Reduction in breast cancer mortality is mainly the result of improved systemic treatments. With advances in breast cancer screening tools in recent years, the rate of cancer detection has increased. This has raised concerns regarding overdiagnosis. To prevent unwanted toxicities associated with overtreatment, better treatment decision tools are needed. Several genomic assays are currently available and widely used to provide prognostic and predictive information and aid in decisions regarding appropriate use of adjuvant chemotherapy in HR-positive/HER2-negative early-stage breast cancer. Ongoing studies are refining the cutoffs for these assays and expanding the applicability to node-positive breast cancers.
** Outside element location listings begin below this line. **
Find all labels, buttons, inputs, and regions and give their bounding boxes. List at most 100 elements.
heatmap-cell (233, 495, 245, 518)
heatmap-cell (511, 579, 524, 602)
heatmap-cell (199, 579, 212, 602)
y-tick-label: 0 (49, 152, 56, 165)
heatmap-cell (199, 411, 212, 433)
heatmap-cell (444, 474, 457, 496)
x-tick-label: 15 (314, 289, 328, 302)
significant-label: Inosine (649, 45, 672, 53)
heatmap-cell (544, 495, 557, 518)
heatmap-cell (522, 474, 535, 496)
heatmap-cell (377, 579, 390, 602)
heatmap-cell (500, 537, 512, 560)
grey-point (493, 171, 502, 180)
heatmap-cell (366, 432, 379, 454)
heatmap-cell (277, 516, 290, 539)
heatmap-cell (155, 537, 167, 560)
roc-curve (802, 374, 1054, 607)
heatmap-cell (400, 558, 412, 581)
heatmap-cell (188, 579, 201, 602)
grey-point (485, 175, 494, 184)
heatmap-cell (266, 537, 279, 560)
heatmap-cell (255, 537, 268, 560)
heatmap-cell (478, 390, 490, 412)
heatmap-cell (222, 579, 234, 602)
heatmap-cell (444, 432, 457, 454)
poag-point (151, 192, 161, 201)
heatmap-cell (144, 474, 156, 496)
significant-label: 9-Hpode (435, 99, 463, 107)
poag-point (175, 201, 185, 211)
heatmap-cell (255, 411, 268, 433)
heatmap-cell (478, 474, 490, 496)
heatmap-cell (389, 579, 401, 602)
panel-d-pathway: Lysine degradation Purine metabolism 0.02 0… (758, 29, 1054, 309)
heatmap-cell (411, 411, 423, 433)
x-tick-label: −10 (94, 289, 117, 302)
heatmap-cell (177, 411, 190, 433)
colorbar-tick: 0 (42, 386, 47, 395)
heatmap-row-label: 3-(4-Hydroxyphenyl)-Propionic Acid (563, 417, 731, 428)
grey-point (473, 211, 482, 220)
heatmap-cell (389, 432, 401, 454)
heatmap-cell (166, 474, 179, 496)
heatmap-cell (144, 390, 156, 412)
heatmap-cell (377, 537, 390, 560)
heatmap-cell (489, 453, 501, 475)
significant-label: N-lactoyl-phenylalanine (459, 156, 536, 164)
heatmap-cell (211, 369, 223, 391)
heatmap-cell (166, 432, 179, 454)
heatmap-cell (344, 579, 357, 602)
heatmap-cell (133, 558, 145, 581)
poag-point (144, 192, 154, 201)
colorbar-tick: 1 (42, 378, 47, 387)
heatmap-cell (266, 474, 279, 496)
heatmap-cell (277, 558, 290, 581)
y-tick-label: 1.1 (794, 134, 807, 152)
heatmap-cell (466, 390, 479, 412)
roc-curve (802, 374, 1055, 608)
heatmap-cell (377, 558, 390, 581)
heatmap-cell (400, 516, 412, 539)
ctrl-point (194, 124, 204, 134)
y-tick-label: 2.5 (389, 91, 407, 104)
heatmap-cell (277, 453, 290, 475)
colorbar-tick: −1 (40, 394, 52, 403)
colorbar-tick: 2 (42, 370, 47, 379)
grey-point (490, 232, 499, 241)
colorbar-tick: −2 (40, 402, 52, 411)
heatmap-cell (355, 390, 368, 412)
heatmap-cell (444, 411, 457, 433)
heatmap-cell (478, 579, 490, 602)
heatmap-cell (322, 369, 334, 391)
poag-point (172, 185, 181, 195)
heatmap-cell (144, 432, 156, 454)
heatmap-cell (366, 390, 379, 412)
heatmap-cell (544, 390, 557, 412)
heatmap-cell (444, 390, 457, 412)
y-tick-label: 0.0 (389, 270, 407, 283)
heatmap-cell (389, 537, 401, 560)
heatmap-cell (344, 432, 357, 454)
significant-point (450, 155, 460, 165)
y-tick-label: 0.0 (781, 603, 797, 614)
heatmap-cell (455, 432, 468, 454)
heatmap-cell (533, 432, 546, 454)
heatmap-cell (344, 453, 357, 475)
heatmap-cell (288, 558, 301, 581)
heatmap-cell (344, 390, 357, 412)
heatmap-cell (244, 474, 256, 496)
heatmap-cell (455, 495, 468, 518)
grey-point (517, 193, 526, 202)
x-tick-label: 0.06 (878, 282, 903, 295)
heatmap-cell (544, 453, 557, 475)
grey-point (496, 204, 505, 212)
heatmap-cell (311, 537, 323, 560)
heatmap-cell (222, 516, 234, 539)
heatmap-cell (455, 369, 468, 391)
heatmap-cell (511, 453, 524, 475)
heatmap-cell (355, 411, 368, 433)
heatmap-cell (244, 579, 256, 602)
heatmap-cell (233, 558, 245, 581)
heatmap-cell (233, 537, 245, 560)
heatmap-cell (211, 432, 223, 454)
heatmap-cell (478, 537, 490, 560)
Furthermore, with several studies now showing benefit from the use of extended endocrine therapy, some of these assays may be able to identify the subset of patients who are at increased risk for late recurrence and who might benefit from extended endocrine therapy. Advances in molecular testing has enabled clinicians to offer more personalized treatments to their patients, improve patients’ compliance, and decrease anxiety and conflict associated with management decisions. Although small numbers of patients with HER2-positive and triple-negative breast cancers were also included in some of these studies, use of genomic assays in this subset of patients is very limited and currently not recommended.